Your bio says you're a political scientist. Tell us when your interest in political science began, and how this has impacted your life?

I’m in the frustrating limbo between Masters and PhD at the moment, but, yes, political science is where the heart is, academically speaking. I used to be very theory-aligned: I could quote you Kropotkin line-by-line, and so on. That changed over the course of my Masters, though, less because I don’t personally value theory but because it generally isn’t highly-valued. I don’t really believe in the idea of the ivory tower - it’s often used to demean theorists, and the arts and social sciences more generally - but in the absence of tangible results from your research, study can get a bit alienating. With the digital spaces and cybersecurity work I’m looking to take on in future, I’m looking to blend theory and practice in a way that might actually do some good. If I’m lucky.

Can you clarify what you mean by your writing being ‘concerned with digital spaces’?
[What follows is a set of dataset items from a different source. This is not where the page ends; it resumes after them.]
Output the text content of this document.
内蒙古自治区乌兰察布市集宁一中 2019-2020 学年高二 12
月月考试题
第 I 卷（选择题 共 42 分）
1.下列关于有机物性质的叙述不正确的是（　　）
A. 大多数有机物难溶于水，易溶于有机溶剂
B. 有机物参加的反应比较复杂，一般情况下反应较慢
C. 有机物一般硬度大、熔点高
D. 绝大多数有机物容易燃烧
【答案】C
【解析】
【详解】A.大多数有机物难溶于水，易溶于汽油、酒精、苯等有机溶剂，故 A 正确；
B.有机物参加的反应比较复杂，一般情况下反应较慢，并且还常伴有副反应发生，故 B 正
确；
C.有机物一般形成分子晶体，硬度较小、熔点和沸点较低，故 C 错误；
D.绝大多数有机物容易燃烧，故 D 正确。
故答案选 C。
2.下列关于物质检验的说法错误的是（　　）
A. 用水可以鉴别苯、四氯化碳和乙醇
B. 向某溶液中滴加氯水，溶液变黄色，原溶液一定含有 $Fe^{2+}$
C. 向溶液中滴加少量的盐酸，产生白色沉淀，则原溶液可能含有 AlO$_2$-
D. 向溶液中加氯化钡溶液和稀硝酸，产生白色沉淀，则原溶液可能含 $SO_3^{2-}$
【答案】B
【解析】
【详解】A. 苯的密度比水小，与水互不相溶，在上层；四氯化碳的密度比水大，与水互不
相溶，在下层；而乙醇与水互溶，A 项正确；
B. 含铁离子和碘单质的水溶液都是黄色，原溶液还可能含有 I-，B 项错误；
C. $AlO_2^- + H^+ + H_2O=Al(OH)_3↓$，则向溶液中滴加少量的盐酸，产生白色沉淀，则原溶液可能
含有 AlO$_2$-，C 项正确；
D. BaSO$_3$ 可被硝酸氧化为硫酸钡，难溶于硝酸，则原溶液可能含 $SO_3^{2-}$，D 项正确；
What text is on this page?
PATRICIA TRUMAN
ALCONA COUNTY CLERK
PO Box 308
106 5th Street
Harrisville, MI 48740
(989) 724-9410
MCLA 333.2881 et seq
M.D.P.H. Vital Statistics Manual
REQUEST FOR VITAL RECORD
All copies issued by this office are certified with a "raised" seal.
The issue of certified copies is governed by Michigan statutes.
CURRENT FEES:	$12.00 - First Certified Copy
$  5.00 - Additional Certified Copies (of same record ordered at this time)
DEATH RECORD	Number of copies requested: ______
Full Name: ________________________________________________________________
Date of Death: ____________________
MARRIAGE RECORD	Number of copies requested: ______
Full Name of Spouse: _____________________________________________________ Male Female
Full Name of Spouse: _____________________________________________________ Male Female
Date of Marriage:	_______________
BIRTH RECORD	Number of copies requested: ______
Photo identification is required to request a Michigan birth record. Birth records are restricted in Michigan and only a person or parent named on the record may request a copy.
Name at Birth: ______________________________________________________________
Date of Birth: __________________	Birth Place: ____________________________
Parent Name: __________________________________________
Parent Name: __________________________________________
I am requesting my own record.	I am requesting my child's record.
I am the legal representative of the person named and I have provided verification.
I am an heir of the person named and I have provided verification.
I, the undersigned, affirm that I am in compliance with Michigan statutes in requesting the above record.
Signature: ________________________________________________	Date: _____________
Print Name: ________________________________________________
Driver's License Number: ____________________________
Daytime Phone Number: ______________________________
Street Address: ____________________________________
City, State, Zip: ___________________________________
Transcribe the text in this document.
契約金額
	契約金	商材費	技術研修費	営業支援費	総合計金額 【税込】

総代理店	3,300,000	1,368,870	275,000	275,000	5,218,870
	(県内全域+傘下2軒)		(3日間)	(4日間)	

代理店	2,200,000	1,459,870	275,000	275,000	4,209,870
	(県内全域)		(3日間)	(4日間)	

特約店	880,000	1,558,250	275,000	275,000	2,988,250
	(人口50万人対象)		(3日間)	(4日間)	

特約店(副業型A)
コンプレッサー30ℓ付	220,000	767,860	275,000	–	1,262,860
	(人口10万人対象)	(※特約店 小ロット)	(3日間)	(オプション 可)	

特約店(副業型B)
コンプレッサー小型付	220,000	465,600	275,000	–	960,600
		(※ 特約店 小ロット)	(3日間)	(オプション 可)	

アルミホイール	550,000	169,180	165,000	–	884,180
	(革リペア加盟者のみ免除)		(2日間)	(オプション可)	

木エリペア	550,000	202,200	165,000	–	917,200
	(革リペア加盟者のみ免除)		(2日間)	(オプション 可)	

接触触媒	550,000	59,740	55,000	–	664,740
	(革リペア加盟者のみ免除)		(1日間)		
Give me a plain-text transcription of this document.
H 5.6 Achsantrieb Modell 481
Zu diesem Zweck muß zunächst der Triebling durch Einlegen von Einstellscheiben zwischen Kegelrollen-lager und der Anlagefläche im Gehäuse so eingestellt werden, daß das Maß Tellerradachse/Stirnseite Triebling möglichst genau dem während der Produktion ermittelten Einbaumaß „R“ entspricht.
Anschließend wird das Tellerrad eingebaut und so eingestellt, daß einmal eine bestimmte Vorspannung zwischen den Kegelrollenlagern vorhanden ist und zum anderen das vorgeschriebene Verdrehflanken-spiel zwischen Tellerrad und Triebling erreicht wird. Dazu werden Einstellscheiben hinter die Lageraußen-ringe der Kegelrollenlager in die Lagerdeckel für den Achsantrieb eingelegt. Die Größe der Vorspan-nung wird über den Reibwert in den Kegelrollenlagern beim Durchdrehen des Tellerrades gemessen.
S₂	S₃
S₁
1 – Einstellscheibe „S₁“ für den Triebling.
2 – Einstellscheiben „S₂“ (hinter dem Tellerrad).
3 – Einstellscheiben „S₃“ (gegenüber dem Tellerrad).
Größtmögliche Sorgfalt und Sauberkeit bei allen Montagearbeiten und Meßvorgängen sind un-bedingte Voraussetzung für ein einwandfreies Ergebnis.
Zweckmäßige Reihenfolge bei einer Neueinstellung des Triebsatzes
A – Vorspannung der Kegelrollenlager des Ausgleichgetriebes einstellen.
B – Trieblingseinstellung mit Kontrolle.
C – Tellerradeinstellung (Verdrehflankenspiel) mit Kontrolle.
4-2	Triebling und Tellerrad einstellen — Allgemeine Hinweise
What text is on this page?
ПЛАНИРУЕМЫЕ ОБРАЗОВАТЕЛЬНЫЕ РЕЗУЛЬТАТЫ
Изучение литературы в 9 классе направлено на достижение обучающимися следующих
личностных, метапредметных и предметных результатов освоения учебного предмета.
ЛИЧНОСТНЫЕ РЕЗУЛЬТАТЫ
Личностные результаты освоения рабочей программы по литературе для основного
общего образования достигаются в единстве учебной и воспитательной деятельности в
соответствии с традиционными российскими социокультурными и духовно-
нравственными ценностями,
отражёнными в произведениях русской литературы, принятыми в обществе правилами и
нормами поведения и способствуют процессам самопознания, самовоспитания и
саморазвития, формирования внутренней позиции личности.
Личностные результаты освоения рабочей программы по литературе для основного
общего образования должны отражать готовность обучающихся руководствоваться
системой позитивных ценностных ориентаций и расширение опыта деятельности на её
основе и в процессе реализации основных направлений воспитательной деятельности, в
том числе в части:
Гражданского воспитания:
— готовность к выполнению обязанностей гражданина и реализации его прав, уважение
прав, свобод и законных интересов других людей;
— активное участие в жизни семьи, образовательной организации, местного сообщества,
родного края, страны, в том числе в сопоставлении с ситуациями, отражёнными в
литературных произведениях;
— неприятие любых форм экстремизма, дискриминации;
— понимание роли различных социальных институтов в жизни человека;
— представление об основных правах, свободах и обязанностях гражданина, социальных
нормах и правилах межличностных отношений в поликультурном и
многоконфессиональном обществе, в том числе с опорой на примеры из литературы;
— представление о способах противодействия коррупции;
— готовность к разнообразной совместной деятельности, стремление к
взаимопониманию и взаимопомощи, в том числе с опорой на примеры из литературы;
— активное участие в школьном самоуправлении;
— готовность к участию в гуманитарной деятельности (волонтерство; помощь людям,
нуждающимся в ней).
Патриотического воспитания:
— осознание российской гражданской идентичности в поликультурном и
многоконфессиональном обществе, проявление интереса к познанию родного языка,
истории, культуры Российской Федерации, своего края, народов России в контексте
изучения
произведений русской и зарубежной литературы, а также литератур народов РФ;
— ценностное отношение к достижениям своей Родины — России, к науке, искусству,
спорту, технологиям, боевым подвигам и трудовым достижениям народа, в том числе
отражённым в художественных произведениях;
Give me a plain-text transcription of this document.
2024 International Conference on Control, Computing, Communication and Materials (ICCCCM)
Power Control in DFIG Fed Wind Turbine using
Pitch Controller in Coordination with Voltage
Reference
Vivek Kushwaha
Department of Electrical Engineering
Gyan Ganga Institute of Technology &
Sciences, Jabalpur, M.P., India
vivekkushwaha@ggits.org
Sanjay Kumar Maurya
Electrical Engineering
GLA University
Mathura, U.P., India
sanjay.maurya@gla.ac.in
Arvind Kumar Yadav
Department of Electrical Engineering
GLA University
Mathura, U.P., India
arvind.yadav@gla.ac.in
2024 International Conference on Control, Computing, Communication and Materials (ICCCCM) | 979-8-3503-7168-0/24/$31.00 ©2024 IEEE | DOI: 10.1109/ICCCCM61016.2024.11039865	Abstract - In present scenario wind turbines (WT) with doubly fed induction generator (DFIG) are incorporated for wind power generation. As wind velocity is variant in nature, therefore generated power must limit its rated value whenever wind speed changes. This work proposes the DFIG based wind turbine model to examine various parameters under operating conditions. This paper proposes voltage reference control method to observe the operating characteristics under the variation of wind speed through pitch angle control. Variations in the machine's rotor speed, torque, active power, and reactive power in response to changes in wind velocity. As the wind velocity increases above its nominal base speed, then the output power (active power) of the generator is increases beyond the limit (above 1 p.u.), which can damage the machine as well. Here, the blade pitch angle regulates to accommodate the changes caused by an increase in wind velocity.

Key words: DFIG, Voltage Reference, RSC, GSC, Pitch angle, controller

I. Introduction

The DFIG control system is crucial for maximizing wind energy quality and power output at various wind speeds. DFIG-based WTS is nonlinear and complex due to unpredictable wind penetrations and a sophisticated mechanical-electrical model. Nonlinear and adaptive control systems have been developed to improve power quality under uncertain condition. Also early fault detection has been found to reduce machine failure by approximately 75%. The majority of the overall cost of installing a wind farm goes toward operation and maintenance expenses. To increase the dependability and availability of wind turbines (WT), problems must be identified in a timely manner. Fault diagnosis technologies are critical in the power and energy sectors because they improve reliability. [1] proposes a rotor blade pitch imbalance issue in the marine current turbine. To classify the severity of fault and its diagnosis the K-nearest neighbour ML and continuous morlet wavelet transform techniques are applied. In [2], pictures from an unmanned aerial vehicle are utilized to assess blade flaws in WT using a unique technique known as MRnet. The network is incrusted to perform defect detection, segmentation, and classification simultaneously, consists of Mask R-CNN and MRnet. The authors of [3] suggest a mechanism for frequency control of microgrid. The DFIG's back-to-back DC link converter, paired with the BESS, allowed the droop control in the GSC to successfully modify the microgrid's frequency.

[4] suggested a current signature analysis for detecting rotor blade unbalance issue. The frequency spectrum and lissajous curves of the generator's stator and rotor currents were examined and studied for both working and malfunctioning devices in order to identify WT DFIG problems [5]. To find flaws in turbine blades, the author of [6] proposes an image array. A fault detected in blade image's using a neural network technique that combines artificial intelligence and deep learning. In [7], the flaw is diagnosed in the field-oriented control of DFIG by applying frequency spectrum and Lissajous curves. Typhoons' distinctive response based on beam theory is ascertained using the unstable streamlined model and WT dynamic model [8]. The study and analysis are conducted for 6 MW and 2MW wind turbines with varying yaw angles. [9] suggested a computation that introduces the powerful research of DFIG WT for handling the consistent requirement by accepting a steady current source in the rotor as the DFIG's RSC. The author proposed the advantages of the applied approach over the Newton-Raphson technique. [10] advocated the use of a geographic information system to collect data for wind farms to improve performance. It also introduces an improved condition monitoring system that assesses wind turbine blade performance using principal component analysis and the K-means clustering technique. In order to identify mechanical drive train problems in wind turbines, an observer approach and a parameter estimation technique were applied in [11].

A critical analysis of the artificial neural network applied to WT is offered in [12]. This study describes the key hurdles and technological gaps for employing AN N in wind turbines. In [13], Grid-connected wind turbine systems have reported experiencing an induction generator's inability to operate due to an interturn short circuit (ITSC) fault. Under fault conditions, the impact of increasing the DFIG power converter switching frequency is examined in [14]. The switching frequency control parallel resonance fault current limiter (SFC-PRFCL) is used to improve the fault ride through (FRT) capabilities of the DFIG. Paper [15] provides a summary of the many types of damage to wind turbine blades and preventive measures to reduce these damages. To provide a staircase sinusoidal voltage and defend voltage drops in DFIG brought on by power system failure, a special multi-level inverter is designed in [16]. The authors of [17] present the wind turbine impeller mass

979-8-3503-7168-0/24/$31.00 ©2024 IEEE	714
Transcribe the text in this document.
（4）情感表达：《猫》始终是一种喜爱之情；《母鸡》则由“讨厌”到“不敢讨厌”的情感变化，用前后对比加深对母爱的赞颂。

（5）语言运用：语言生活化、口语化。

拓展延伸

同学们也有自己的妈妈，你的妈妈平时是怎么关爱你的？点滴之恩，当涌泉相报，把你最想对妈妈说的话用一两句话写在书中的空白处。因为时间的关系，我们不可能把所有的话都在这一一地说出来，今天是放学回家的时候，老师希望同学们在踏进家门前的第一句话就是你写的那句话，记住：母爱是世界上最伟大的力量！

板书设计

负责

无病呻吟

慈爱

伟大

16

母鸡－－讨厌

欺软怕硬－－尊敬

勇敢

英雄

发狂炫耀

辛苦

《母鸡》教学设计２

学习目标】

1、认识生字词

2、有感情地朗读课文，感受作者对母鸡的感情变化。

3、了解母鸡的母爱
Around a decade ago, digital spaces seemed to have incredible emancipatory potential, from online libraries to neat little html experiments on MySpace: art, knowledge, self-expression, all distributed freely without even the hint of a profit motive, with tools available to twelve-year-olds in their bedrooms. Some really extraordinary, experimental art was made, but it never made the jump to a lasting or respected tradition, and the political connotations never added up to very much. That potential was never properly realised, and a process of colonisation took place instead, with all that entails: homogenisation, corporatisation, and - if I may beat a very familiar drum - corporate control of the means of production. That old chestnut! So, these spaces represent both the cutting edge for political and cultural developments, and the newest and most visible battle in a whole sequence of very long wars. It’s an exciting place to be.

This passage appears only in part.